In mid-August, 32 rebels were killed in a suicide attack claimed by IS at the Atmeh crossing, which they use to travel from Idlib, via Turkey, to battle the jihadist group in other parts of north-eastern Syria.
The LCC reported that 30 people had been killed and 40 others wounded in Thursday morning's attack, while the UK-based Syrian Observatory for Human Rights put the death toll at 29.
Photographs and videos purportedly of the aftermath showed the bloodied bodies of more than 20 men, some of them wearing camouflage trousers.
Turkey's deputy prime minister called the attack a "crime against humanity".
The president of the Higher Judicial Council in the rebel-held east of the nearby city of Aleppo, Sheikh Khaled al-Sayyed, its attorney-general Mohammed Faraj, and a field commander of the rebel group Ahrar al-Sham, Husham Khalifa, were among those killed, the LCC said.
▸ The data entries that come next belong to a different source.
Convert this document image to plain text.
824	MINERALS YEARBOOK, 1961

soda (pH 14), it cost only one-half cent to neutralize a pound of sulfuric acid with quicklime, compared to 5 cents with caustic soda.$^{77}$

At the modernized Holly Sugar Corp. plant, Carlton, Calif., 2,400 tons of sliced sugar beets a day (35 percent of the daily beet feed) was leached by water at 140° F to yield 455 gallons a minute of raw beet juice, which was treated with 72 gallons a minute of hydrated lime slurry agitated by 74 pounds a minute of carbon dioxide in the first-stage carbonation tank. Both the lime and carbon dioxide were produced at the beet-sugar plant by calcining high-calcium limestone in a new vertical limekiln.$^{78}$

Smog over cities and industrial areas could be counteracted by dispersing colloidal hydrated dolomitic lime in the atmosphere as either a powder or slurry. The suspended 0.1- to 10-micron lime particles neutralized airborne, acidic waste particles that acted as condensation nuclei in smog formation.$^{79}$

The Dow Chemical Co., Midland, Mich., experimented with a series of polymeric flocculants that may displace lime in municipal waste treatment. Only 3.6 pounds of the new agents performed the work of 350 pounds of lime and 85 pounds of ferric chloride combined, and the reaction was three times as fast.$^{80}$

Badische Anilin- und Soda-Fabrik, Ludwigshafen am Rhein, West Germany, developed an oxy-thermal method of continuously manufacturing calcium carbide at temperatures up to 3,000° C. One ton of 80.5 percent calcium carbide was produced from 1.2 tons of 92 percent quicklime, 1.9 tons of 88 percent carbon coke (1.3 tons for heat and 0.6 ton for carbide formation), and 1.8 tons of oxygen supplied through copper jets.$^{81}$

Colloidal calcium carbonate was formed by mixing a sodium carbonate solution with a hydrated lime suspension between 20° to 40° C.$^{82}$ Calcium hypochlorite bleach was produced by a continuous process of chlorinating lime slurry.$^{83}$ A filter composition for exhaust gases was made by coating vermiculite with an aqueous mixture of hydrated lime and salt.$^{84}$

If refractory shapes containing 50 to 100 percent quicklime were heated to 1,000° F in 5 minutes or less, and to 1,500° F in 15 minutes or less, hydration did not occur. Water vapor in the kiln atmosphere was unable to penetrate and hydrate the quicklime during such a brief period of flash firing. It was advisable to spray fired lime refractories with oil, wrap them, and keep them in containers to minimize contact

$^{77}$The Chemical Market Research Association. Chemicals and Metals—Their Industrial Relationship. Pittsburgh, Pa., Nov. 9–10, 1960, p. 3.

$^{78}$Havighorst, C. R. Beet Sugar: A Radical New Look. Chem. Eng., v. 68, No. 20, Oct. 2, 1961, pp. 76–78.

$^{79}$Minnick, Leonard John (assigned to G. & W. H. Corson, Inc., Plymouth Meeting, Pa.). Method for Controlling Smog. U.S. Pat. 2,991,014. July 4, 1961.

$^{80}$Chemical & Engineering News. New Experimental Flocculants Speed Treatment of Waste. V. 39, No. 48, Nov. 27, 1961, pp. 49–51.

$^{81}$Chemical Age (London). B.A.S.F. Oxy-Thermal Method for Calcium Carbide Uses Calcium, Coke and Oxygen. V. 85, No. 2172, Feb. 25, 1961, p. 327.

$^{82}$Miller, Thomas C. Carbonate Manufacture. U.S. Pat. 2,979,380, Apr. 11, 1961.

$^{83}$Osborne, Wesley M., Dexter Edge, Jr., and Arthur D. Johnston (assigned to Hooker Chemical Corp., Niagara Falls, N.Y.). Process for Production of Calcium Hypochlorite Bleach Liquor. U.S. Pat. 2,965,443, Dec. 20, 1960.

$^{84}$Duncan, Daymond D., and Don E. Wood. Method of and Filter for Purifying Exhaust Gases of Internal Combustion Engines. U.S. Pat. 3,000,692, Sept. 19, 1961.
But most of the victims were Faylaq al-Sham fighters.
The rebel faction is participating in a Turkish-led offensive against IS militants and Kurdish fighters along another stretch of border, 60km to the north-east.
The rebels - assisted by Turkish warplanes, tanks and artillery - quickly seized the former IS stronghold of Jarablus in late August and are now heading towards Dabiq.
The small town holds great symbolic value to jihadists as it is named in Islamic apocalyptic prophecies as the site of an end-of-times showdown between Muslims and their "Roman" enemies - a term IS has now expanded to include the US and its allies.
BBC Turkey correspondent Mark Lowen says Thursday's attack by IS highlights the danger of the mission - Turkey's biggest offensive in Syria since the country's war began in 2011.
Ankara says it will push on with Operation Euphrates Shield, hoping to create a de facto buffer zone close to its vulnerable border, to where some of the 1.5 million Syrian refugees sheltering in Turkey could return.